Staff, parents and volunteers — including a team from Indiana and Virginia — have worked diligently to reopen classes at Academia Menonita Betania. The campus has no electricity or running water. Several roofs are missing or damaged, and 12 students have left to live with relatives and attend classes in the United States. Yet the school’s director, Luis Yavier Velez Soto, remains committed to resuming the students’ education.

Heggen led a workshop for teachers and staff, discussing ways to identify students who need help, what to expect in traumatized children and healing ways to intervene. She gave several copies of a Spanish translation of A Terrible Thing Happened by Margaret M. Holmes and led an assembly.

Still without power

More than two months after Maria devastated Puerto Rico on Sept. 20, Heggen said many small communities were still without telephone service, internet, running water and electricity. Even residents of larger towns had no indication of when power would be restored. Those in poor, rural communities had no contact from the Federal Emergency Management Administration or other U.S. government agencies and wondered if the government had forgotten them.

Transportation is severely limited. Residents must wait in lines to buy gasoline for generators and vehicles. Many walk to conserve fuel, which is also hazardous due to downed wires and poles, damaged sidewalks and debris that forces pedestrians to share the street with cars.

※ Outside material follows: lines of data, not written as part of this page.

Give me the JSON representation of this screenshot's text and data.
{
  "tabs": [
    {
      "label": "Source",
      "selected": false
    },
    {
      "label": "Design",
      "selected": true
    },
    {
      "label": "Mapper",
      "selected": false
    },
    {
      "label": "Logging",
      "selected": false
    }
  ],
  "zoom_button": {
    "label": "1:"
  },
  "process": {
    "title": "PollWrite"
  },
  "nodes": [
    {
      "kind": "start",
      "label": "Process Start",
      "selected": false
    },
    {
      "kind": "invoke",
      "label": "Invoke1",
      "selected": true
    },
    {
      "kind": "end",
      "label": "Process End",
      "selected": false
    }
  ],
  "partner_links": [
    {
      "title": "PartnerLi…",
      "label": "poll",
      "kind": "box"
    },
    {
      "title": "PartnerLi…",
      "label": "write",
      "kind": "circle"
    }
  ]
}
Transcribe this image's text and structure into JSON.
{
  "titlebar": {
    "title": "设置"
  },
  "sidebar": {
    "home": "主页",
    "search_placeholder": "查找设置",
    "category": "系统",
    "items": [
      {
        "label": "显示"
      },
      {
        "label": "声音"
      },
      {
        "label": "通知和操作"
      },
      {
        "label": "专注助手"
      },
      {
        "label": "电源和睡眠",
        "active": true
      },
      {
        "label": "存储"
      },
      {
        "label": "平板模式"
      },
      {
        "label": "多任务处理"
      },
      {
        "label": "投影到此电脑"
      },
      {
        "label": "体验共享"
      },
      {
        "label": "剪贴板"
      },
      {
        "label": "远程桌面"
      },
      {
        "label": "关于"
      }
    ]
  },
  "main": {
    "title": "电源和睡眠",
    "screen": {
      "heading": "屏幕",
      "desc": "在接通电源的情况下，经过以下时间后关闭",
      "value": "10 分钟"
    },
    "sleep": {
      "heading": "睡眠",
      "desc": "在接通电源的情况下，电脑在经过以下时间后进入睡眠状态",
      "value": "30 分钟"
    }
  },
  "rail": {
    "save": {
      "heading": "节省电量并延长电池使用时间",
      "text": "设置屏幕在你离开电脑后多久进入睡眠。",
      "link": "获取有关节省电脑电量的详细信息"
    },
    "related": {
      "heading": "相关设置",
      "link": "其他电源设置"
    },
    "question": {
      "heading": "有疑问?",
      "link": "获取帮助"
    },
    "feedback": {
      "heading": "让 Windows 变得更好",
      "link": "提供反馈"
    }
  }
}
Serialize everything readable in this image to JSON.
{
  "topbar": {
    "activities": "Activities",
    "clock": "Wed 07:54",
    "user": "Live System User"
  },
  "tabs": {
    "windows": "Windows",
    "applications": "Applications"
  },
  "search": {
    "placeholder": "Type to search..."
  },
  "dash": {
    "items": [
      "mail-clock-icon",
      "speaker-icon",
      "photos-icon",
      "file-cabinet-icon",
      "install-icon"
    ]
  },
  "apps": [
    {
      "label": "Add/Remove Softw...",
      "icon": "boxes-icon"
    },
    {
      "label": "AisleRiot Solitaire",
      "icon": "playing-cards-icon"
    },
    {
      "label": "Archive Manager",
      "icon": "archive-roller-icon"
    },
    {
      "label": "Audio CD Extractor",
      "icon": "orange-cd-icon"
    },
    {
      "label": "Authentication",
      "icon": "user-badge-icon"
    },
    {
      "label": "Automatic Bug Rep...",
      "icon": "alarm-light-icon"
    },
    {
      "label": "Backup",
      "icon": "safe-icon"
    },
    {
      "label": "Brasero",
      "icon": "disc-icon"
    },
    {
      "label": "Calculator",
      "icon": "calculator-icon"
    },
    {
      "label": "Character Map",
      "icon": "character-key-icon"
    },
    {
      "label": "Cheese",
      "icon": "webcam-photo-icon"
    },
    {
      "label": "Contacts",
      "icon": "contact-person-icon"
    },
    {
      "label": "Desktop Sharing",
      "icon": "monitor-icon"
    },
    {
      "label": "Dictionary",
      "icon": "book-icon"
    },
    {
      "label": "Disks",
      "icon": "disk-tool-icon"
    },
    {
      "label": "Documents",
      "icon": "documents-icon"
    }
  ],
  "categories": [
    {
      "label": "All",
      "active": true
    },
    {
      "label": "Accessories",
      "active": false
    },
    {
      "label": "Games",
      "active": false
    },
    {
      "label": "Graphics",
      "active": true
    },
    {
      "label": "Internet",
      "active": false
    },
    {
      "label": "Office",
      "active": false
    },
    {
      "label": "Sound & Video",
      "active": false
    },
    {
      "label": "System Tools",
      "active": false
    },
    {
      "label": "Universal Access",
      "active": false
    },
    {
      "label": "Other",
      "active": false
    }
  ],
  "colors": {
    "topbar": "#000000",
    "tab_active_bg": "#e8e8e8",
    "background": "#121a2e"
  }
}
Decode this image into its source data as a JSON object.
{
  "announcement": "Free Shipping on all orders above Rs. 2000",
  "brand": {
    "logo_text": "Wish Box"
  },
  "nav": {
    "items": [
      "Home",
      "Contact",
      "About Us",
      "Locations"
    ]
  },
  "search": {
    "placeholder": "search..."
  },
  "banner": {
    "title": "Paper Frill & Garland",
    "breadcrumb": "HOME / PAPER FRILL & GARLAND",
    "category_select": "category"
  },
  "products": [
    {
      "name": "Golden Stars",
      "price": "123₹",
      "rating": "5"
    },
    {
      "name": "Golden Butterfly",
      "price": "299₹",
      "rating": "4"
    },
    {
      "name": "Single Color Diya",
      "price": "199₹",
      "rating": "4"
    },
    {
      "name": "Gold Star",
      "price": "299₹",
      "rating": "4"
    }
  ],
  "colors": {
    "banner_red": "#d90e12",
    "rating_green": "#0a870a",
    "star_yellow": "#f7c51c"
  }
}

Because so much agriculture was destroyed, few local fruits or vegetables are available, and what remains is outrageously expensive. The dairy industry has been seriously affected. Several mothers reported their children had been crying for milk and didn’t understand why it wasn’t available.

90,000 chickens lost

The chicken industry has been devastated. A Mennonite farmer in Pulguillas lost between 90,000 and 100,000 chickens. He still has no electricity and therefore is unable to hatch eggs to replace those that died.

Many are experiencing symptoms of traumatic stress. Some reported their hearts beating so fast and hard they hurt. Others had shaking hands and lips. Many seemed severely depressed. Several showed signs of confusion and disorientation. Fear is prevalent, as are feelings of abandonment.

Some reported feelings of anger — at the government and the insensitive things President Trump has said about Puerto Ricans, or at local authorities for not cleaning streets faster or restoring water and electricity. Some don’t know where to direct their anger, and several confessed anger at God while asking spiritual questions about God’s love, omnipotence and silence.

Many Puerto Ricans are evacuating. The government says more than 500,000 have fled to the U.S. mainland. An airport employee said more than 600 cars have been abandoned at the airport, the owners having left the country.

Thirteen elderly people were carried in wheelchairs onto Heggen’s returning flight, all on their way to live with adult children in the U.S. One woman said she was depressed to leave but couldn’t survive alone in her leaking house without water or a way to get food.

MHS urges constituents not to forget Puerto Rico in prayer and to consider a donation of dollars or volunteer hours to Mennonite Disaster Service.